Multi-layered background vocal chants and special effects are everywhere, and my biggest beef is with the drum sounds...Lange's trademark electronic-hybrid snare drum sounds are way over-the-top for me. If I wished to hear this type of production today, I'd rather dust off my old Def Leppard and AC/DC tapes and listen to those...I don't need to hear it on a 2008 Nickelback record.
That being said, some of the songs aren't half-bad..."Dark Horse" gets off to a fast start with the incessantly infectious "Something In Your Mouth"...based on a repeated, extremely catchy guitar riff that once in your head, is there to stay. "Gotta Be Somebody" is one of Nickelback's best mid-tempo AC tunes in a while, and "I'd Come For You" is similar, though slower-paced. Interestingly, "Mutt" Lange's production style doesn't seem to hurt the power ballads...they may have actually benefited from the change.
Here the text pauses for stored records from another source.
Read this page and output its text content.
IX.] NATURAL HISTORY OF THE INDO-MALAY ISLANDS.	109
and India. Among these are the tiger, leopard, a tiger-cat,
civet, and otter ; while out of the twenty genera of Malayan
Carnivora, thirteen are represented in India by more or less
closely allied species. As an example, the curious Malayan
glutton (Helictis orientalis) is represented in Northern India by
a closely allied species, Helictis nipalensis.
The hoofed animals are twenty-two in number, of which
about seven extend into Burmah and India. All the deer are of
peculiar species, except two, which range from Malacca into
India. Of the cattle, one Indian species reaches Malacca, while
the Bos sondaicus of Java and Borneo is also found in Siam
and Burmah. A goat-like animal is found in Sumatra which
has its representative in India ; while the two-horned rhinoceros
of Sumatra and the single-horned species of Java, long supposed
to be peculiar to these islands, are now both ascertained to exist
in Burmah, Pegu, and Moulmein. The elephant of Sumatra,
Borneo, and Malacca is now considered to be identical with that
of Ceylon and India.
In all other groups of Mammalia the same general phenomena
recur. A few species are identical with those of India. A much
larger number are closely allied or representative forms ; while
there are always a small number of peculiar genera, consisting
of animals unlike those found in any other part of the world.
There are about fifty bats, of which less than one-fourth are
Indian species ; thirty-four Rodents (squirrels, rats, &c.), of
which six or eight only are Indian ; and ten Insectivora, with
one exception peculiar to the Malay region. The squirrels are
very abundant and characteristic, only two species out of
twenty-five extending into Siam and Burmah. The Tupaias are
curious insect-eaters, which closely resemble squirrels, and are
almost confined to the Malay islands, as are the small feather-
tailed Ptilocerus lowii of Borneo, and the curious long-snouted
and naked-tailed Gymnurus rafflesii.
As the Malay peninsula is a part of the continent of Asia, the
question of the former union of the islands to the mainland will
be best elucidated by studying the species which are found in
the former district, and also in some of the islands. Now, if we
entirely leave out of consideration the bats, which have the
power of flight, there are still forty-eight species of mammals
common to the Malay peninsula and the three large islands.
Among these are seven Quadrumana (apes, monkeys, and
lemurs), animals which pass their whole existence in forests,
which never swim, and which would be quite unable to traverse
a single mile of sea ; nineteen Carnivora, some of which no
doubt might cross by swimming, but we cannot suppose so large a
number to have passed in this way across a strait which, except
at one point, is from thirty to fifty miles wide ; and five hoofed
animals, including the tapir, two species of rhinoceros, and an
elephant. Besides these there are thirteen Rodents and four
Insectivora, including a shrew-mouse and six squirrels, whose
But when the heavy, straight-forward rock songs come back in, the over-production ruins it for me...on "Next Go Round", the transducer vocal processor makes Chad sound as if he's singing through a cardboard paper-towel roll tube connected to a distortion pedal... at least the chorus is hot and catchy. The top half of the lineup is strongest, and after another solid power ballad "Never Be Alone", "Dark Horse" begins to fade down the stretch in terms of song quality, and limps to the closer, "This Afternoon". This country-flavored tune doesn't seem to fit with the rest of the collection, and it has a chorus that sounds like it was copied and pasted from a Def Leppard album.
All in all, the record has its moments, and the average listener won't be bothered by the loss of a natural, "real"-sounding character, and may actually come away quite impressed by the stacked, multiple-overdubbed, super-polished production.
I think Nickelback was doing just fine under Kroeger's direction, and it begs the question, "Why fix what ain't broke?" For me, the new sound leaves a lot to be desired, and in the end, "Dark Horse" fails to finish.